For the folks reporting these, were the ephemerals unsubscribed? What code was executed when the ephemeral consumers were done?

OpenGuidou commented 2 years ago

In my case it's the

this.nc.closeDispatcher(dispatcher)

that does the job (in both regular and exceptional outcomes), by unsubscribing all subscriptions associated with the dispatcher and freeing the thread. I tried with an explicit unsubscribe before, with the same result.

derekcollison commented 2 years ago

ok thanks, digging into this one today, thanks for the patience.

derekcollison commented 2 years ago

I now have an idea of what is going on, we have a bit of a perfect storm going in that many Go routines become blocked on disk IO and get removed from the runnable pool. We then also have a run on the bank with many Go routines becoming runnable which causes the Go runtime to create new threads until we hit the default 10k limit.

I have some ideas that I will test out after a bit more thinking on this, but this will happen today. Will keep this thread updated.

derekcollison commented 2 years ago

Posted a PR with a fix, hopefully. I could recreate the bad behavior artificially well enough so I think this will solve it. Once it lands in main, hopefully tomorrow am PT TZ, we will cut a new nightly image for folks to try out.

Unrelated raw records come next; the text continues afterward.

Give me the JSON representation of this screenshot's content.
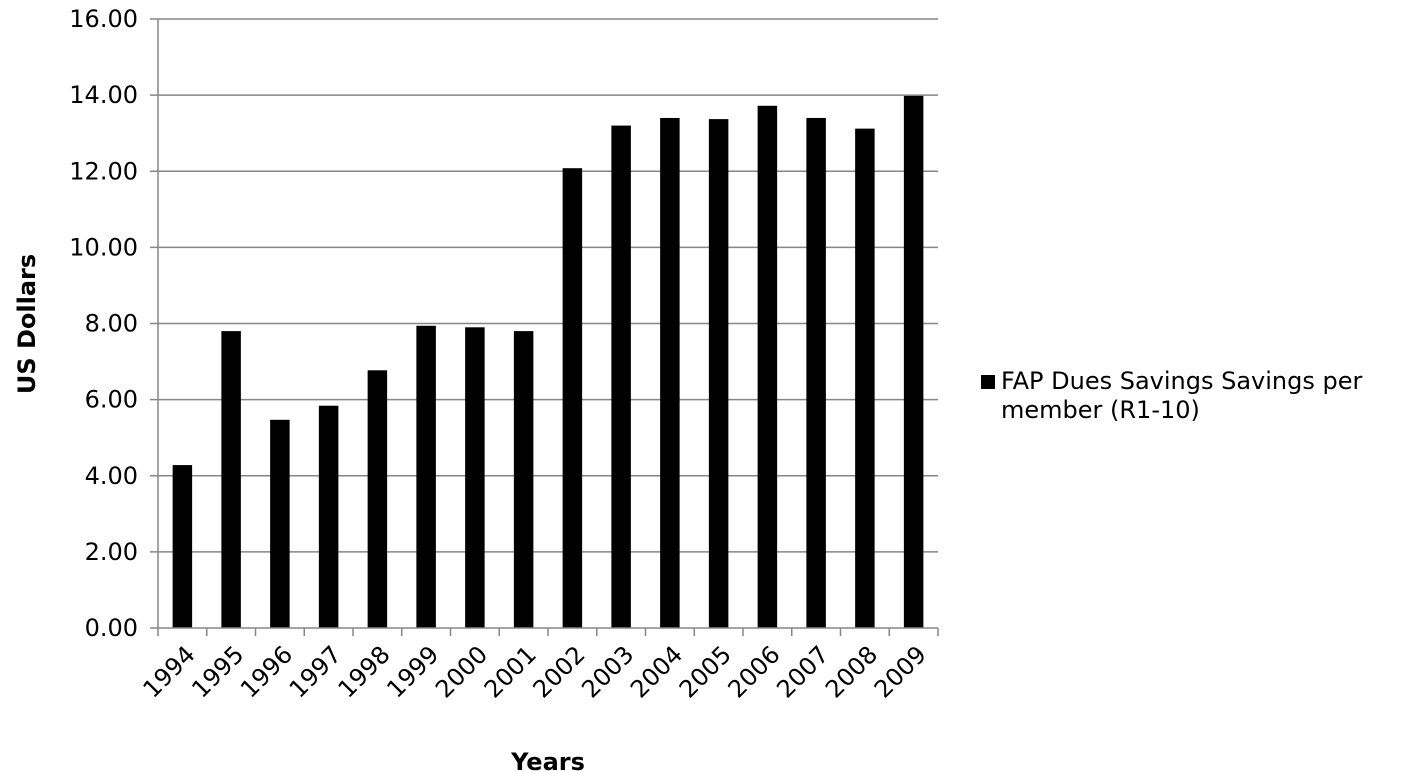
{
  "chart_data": {
    "type": "bar",
    "categories": [
      "1994",
      "1995",
      "1996",
      "1997",
      "1998",
      "1999",
      "2000",
      "2001",
      "2002",
      "2003",
      "2004",
      "2005",
      "2006",
      "2007",
      "2008",
      "2009"
    ],
    "series": [
      {
        "name": "FAP Dues Savings  Savings per member (R1-10)",
        "values": [
          4.28,
          7.8,
          5.47,
          5.84,
          6.77,
          7.94,
          7.9,
          7.8,
          12.08,
          13.2,
          13.4,
          13.37,
          13.72,
          13.4,
          13.12,
          13.98
        ]
      }
    ],
    "legend_lines": [
      "FAP Dues Savings  Savings per",
      "member (R1-10)"
    ],
    "xlabel": "Years",
    "ylabel": "US Dollars",
    "ylim": [
      0,
      16
    ],
    "yticks": [
      "0.00",
      "2.00",
      "4.00",
      "6.00",
      "8.00",
      "10.00",
      "12.00",
      "14.00",
      "16.00"
    ],
    "grid": true,
    "legend_position": "right",
    "bar_color": "#000000",
    "grid_color": "#868686"
  }
}
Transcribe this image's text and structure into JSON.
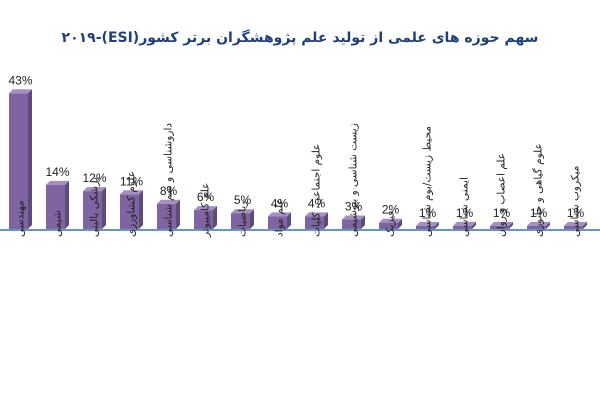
{
  "chart_data": {
    "type": "bar",
    "title": "سهم حوزه های علمی از تولید علم پژوهشگران برتر کشور(ESI)-۲۰۱۹",
    "categories": [
      "مهندسی",
      "شیمی",
      "پزشکی بالینی",
      "علوم کشاورزی",
      "داروشناسی و سم شناسی",
      "علم کامپیوتر",
      "ریاضیات",
      "علم مواد",
      "علوم اجتماعی، کلیات",
      "زیست شناسی و بیوشیمی",
      "فیزیک",
      "محیط زیست/بوم شناسی",
      "ایمنی شناسی",
      "علم اعصاب و روان",
      "علوم گیاهی و جانوری",
      "میکروب شناسی"
    ],
    "values": [
      43,
      14,
      12,
      11,
      8,
      6,
      5,
      4,
      4,
      3,
      2,
      1,
      1,
      1,
      1,
      1
    ],
    "value_labels": [
      "43%",
      "14%",
      "12%",
      "11%",
      "8%",
      "6%",
      "5%",
      "4%",
      "4%",
      "3%",
      "2%",
      "1%",
      "1%",
      "1%",
      "1%",
      "1%"
    ],
    "ylim": [
      0,
      45
    ],
    "grid": false,
    "bar_color": "#8064a2",
    "bar_side_color": "#5f4a7c",
    "bar_top_color": "#a58fc2",
    "baseline_color": "#2e75b6"
  }
}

derekcollison commented 2 years ago

This has landed and I manually kicked our nightly build process. Please test and report any issues. And thanks again for the patience.

OpenGuidou commented 2 years ago

Ok thanks. Is there an image version we can test it with ?

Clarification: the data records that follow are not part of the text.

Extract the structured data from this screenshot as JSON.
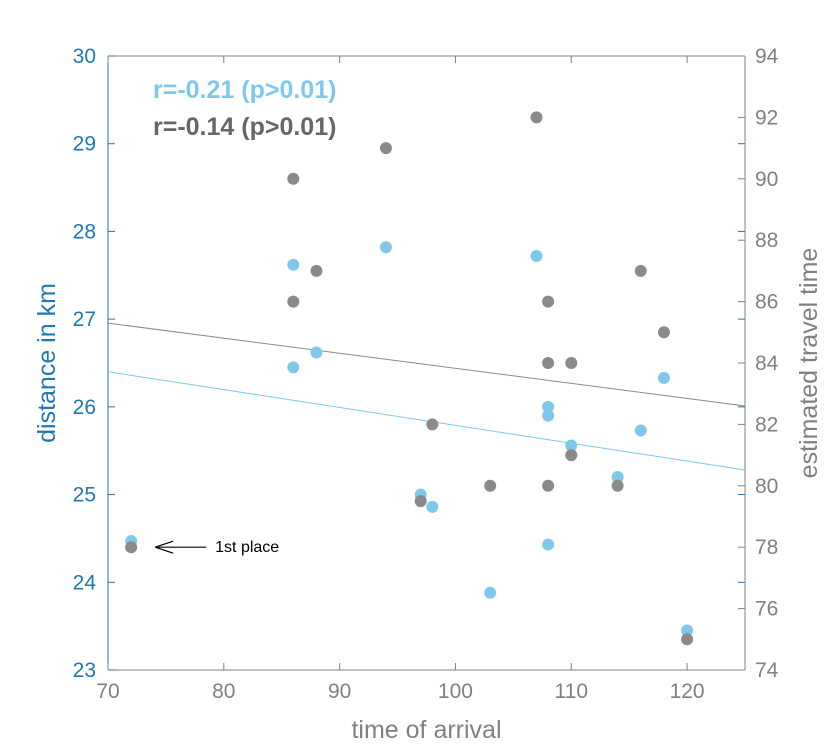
{
  "chart_data": {
    "type": "scatter",
    "xlabel": "time of arrival",
    "ylabel_left": "distance in km",
    "ylabel_right": "estimated travel time",
    "xlim": [
      70,
      125
    ],
    "ylim_left": [
      23,
      30
    ],
    "ylim_right": [
      74,
      94
    ],
    "x_ticks": [
      70,
      80,
      90,
      100,
      110,
      120
    ],
    "y_ticks_left": [
      23,
      24,
      25,
      26,
      27,
      28,
      29,
      30
    ],
    "y_ticks_right": [
      74,
      76,
      78,
      80,
      82,
      84,
      86,
      88,
      90,
      92,
      94
    ],
    "grid": false,
    "legend": [
      {
        "label": "r=-0.21 (p>0.01)",
        "color": "#7ec8ec"
      },
      {
        "label": "r=-0.14 (p>0.01)",
        "color": "#666666"
      }
    ],
    "annotation": {
      "text": "1st place",
      "x": 72,
      "y_left": 24.4
    },
    "series": [
      {
        "axis": "left",
        "color": "#7ec8ec",
        "x": [
          72,
          86,
          86,
          88,
          94,
          97,
          98,
          103,
          107,
          108,
          108,
          108,
          110,
          110,
          114,
          116,
          118,
          120
        ],
        "y": [
          24.47,
          27.62,
          26.45,
          26.62,
          27.82,
          25.0,
          24.86,
          23.88,
          27.72,
          26.0,
          25.9,
          24.43,
          25.56,
          25.45,
          25.2,
          25.73,
          26.33,
          23.45
        ],
        "trend": {
          "x": [
            70,
            125
          ],
          "y": [
            26.4,
            25.28
          ]
        }
      },
      {
        "axis": "right",
        "color": "#8a8a8a",
        "x": [
          72,
          86,
          86,
          88,
          94,
          97,
          98,
          103,
          107,
          108,
          108,
          108,
          110,
          110,
          114,
          116,
          118,
          120
        ],
        "y": [
          78.0,
          90.0,
          86.0,
          87.0,
          91.0,
          79.5,
          82.0,
          80.0,
          92.0,
          86.0,
          84.0,
          80.0,
          84.0,
          81.0,
          80.0,
          87.0,
          85.0,
          75.0
        ],
        "trend": {
          "x": [
            70,
            125
          ],
          "y": [
            85.3,
            82.6
          ]
        }
      }
    ]
  },
  "colors": {
    "left_axis": "#1f77b4",
    "right_axis": "#808080",
    "bottom_axis": "#808080",
    "left_line": "#2b7fb8"
  }
}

derekcollison commented 2 years ago

https://hub.docker.com/r/synadia/nats-server always has a nightly build.

OpenGuidou commented 2 years ago

I was able to test with the last version. At 10 sub/unsub /second it's ok. At 100 /sec, after one minute the issue still occurs. Let me know if I can provide more information about something specific.

derekcollison commented 2 years ago

What occurs specifically? The log statements about not being able to see the consumers clean up or does the system become unresponsive?

What are the memory and CPU usage at this time? Is it balanced or is one server spiking?